I tackled the first problem and I noticed that I could try and make the quadratic equation at the bottom to be equal to 1. Because, 1 times the power of any integer number is always going to be 1. So I made an equation like this (by the way n^2 is meant to be n squared):
n^2-5n+5=1
Next, I tried looking for possible values for n to be equal by 1, by taking 1 off each side:
n^2-5n+4=0
I realised you can factorise the equation on the left side, so I did it to get to the final step.
(n-1)(n-4)=0
From this equation, we can deduce that n=1 and n=4. So we have two solutions to the first problem. I was really excited! Next, I tried looking for ways for making the power of the integer at the bottom to be equal to 0. Because a positive number with a power of 0 will always be equal to 1. So I made another algebraic equation.
n^2-11n+30=0
You can factorise this like the other equation to get this simplified equation:
(n-6)(n-5)=0
From this, n=6 and n=5. Now we have four solutions (Yay!), 1,4,5 and 6. I realised we had two more possible values left and I thought it couldn't be a negative number as it would result in a really high number with a high power. It couldn't be a fraction as it wouldn't be equal to a integer.
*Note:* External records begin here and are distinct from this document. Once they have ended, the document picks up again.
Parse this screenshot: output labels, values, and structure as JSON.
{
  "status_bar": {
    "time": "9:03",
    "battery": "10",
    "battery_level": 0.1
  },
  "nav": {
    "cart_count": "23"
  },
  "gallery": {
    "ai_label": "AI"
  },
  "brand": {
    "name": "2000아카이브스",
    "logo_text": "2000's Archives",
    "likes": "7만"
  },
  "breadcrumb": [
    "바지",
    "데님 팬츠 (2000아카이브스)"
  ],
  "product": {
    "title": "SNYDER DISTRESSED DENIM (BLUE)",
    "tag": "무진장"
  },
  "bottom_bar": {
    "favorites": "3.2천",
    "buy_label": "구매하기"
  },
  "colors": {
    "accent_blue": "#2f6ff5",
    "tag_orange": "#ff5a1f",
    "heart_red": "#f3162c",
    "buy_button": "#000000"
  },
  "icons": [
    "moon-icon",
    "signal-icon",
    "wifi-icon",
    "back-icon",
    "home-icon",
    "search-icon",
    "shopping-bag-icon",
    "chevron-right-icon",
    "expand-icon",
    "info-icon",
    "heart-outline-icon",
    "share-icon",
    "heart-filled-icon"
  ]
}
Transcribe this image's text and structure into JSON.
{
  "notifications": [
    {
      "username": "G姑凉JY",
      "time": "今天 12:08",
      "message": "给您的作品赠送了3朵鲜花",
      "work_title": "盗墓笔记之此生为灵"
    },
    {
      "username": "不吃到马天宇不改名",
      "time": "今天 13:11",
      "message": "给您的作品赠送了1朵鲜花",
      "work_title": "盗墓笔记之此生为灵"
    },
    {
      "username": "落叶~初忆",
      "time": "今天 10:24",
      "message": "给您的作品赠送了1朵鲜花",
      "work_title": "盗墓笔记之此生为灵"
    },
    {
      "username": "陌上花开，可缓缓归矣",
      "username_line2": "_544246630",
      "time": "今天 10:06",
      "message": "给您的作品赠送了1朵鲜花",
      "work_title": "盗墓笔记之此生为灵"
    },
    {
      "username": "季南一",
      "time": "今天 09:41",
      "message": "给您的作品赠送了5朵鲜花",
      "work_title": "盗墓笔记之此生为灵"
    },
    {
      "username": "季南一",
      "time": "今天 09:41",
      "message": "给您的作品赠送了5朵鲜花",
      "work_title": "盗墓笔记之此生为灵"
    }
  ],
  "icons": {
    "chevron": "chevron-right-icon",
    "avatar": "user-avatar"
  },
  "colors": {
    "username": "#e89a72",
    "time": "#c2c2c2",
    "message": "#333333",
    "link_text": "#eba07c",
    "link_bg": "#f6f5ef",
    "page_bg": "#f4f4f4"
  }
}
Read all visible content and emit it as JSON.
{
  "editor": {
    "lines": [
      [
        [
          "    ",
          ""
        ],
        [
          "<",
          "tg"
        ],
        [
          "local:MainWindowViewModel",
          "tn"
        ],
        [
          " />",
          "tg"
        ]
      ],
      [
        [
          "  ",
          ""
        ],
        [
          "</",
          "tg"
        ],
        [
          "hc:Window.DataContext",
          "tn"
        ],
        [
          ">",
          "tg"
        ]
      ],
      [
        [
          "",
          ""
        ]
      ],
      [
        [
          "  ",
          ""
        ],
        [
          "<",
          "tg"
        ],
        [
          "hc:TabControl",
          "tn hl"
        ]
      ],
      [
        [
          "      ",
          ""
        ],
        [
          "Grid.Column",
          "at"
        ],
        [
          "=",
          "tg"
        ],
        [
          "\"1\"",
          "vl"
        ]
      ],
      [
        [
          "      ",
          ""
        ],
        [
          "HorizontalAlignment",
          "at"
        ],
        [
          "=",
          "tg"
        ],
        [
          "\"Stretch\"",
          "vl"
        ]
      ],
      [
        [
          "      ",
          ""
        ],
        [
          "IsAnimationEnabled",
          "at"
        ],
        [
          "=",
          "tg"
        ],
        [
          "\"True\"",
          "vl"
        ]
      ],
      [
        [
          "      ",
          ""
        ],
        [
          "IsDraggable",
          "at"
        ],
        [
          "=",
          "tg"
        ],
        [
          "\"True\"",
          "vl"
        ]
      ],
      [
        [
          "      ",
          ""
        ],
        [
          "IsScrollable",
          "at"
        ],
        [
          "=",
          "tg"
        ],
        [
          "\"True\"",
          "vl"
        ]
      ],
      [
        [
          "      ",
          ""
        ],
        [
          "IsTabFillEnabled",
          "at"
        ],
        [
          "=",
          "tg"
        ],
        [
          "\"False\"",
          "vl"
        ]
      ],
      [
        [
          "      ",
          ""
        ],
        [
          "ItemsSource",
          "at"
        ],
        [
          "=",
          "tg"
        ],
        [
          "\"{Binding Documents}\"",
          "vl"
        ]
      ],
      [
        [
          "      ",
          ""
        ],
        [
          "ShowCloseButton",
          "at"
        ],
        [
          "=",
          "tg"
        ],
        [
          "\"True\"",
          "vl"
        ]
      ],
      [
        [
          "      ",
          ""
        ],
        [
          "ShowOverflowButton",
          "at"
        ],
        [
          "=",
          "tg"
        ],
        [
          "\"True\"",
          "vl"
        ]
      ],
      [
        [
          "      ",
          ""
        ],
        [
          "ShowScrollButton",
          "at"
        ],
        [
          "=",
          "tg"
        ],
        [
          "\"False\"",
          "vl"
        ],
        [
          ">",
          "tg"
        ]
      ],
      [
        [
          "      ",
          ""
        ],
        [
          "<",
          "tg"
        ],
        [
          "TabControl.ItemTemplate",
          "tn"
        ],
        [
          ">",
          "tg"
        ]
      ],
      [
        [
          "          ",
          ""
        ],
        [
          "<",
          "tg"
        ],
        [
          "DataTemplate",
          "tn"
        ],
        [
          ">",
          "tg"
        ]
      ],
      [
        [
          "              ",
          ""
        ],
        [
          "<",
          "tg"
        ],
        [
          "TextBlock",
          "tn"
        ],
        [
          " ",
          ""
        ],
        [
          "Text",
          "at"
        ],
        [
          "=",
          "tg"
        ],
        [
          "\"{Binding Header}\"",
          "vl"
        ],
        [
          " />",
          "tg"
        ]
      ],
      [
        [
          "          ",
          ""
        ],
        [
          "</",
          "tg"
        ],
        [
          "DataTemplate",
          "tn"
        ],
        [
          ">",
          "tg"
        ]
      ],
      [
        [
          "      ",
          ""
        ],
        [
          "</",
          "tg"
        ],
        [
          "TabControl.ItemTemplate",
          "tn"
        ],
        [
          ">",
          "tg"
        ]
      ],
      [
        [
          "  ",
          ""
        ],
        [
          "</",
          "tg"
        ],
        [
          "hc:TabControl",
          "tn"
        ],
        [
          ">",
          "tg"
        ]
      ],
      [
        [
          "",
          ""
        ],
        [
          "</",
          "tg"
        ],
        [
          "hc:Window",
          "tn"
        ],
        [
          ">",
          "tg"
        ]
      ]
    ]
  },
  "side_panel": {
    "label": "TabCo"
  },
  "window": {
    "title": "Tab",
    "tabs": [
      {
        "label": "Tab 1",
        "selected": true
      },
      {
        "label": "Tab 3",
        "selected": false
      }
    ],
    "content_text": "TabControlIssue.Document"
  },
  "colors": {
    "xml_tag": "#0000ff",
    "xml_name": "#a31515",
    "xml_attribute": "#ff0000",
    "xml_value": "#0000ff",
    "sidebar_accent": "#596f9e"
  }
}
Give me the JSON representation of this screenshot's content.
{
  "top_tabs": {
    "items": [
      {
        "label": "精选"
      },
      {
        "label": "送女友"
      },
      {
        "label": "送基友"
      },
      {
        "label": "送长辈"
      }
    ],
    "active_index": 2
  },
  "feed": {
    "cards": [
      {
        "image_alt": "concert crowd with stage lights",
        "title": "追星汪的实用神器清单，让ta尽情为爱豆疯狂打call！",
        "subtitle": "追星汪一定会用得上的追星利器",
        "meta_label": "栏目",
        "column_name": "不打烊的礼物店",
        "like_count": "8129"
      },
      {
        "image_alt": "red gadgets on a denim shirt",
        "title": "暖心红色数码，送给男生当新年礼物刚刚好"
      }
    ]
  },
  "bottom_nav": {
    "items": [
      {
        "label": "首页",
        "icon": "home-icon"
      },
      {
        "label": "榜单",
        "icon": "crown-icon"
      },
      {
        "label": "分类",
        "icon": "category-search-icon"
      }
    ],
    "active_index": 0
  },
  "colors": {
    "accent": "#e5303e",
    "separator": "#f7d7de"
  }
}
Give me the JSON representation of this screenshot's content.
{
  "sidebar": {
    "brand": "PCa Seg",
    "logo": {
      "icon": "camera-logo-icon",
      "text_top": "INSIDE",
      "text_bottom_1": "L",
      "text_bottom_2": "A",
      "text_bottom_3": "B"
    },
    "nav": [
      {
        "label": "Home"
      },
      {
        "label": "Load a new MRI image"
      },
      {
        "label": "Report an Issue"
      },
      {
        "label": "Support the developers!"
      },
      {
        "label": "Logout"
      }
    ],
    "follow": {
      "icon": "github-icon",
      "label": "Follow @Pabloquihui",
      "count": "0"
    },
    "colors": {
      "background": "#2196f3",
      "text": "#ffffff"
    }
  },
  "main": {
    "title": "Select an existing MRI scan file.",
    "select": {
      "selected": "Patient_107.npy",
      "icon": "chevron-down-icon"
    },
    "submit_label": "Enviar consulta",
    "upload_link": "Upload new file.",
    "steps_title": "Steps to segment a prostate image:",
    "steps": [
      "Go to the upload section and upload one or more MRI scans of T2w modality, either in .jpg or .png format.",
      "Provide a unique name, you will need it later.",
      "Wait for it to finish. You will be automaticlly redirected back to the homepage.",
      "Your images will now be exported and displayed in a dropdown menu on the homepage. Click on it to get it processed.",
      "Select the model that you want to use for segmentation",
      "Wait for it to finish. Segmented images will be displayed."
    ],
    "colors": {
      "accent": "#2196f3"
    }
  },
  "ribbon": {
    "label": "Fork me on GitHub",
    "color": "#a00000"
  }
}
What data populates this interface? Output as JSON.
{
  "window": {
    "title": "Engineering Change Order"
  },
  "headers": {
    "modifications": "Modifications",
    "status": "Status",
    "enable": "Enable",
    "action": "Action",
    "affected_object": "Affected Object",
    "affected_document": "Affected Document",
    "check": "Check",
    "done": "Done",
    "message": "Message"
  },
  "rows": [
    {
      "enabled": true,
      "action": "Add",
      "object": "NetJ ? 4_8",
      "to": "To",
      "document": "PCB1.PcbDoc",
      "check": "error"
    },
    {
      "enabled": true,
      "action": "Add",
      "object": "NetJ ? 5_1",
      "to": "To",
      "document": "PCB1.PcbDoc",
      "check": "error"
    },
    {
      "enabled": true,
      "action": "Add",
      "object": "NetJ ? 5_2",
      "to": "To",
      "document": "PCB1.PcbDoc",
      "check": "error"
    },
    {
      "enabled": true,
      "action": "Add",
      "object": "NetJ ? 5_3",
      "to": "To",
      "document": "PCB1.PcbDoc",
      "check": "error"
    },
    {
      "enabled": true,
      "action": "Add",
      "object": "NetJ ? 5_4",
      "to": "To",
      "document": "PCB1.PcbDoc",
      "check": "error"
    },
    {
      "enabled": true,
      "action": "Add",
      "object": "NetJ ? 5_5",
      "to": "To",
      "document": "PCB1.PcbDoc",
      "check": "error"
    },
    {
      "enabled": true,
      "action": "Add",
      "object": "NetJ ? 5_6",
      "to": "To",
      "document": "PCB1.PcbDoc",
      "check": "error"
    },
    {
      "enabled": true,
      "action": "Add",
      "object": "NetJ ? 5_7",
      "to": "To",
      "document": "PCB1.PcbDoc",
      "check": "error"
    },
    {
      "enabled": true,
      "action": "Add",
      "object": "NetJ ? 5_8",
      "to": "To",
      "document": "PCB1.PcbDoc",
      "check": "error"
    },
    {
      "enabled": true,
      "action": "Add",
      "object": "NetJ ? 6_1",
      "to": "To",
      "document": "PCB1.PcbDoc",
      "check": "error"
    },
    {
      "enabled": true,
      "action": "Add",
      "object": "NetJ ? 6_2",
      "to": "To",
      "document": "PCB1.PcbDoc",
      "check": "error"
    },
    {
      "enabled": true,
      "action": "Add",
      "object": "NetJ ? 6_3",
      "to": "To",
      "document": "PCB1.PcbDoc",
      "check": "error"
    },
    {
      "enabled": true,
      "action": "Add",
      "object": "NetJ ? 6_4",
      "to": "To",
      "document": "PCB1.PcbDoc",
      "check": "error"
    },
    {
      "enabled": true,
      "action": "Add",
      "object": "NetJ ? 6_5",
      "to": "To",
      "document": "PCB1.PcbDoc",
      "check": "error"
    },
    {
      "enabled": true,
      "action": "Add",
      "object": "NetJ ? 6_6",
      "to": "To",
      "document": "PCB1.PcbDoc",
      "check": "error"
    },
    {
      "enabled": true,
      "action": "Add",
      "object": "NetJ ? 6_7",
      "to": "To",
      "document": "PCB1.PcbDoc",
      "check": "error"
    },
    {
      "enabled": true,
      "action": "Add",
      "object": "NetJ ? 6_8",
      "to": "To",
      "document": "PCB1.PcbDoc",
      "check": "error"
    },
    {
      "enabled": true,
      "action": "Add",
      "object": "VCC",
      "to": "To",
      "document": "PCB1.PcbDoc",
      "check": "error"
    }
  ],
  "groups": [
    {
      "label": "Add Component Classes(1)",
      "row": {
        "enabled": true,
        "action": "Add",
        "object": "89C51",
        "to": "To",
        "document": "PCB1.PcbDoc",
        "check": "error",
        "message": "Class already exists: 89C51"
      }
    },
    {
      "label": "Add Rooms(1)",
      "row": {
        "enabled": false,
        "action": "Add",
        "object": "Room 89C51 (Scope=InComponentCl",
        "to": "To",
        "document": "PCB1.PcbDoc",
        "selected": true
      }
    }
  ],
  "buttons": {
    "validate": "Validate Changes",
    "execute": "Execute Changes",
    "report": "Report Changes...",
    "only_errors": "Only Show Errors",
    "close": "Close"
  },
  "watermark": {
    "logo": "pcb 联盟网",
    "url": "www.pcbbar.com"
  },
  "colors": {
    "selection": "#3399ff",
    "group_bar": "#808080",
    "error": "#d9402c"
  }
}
I thought that maybe we could have something like -1 to the power of an positive even integer.Then it suddenly popped in my head that the two numbers I'm missing are 2 and 3. Because that would mean all the 6 values of n are in number order from 1 to 6. I might be onto something!
I tried substituting 2 as a value of n into the mega quadratic equation and I came up with -1 to the power of 12 which would come up with 1! I did the same thing with 3 and I got -1 to the power of 6! I had all 6 solutions for the first problem!
For the second question, I did the same thing and made equations for the bottom number to be equal to 1 and another one with the power equal to 0 and they appear respectively.
(n-2)(n-5)=0
(n-6)(n-7)=0
From these equations, n can be equal to 2,5,6 and 7. I noticed I was missing two numbers like last time and I could fill in a number sequence with 3 and 4. I got -1 to the power of 12 substituting 3 as n and -1 to the power of 6 substituting 4 which both equal to 1. Now I have found the answers for the second question!
I decided instead of looking for other mega quadratic equations, I would make an equation to find an infinite amount of mega quadratic equations. I looked at how I found the values of n for both equations to find a pattern. I noticed that when I was making equations for the bottom number to be equal to 1, The values I found to be n in the first question was 1 and 4. The values in the second question was 2 and 5. The values of n were added once between the questions!
I did the same thing with the power quadratic equation and found in the first question and second question, I got 5,6 and 6,7 respectively. I tried finding relationships with the values of n with the mega quadratic equation and I found out that I could use the values of n that I found by making the bottom number 1 to make the numbers in the mega quadratic equation. Eg. The two fives in the bottom bit of the first mega quadratic equation.
(n^2−5n+5)
The values of n I found in the first question (1 and 4) make the numbers as they add up to make the 5 in -5n (the minus will always stay there not affected by adding the two values of n) and to get the 5 on the right you have to multiply the two values of n together and add 1. The reason you don't add them both together, is because in the second question I found out that 2+5 isn't going to make the 11 on the power equation.
(n^2−7n+11)
But, 2 multiplied by 5 and adding one to the answer will get you the number on the right side of the quadratic equation on the bottom. This can be done for the first equation. I did something similar to the power quadratic equation and found that to get the number in the middle, you have to add the values of n you find while using the equation which makes the power quadratic equation equal to 0.
For the power equation, you can multiply the two values of n together to get the number on the right side of the equation (you don't have to add 1). From what I found, I made an equation to make a mega quadratic equation (I think I made an ultimate quadratic equation!).
(n^2 - (2x+3)n+(x(x+3)+1) to the power of (n^2 - (2x+9)n + (x+4)(x+5))=1
(x is an integer and the lowest possible value of n that will make the whole equation equal to 1)
Eg. The first question's values of n that makes it equal to 1, is 1,2,3,4,5 and 6. 1 is the lowest value of n that makes the equation equal to 1.
Using this equation, you can find an infinite amount of mega quadratic equations like:
(n^2−9n+19) to the power of (n^2−15n+36)=1
(n^2-11n+29) to the power of (n^2-17n+72)=1
You can find many mega quadratic equations and its answers by using the equation!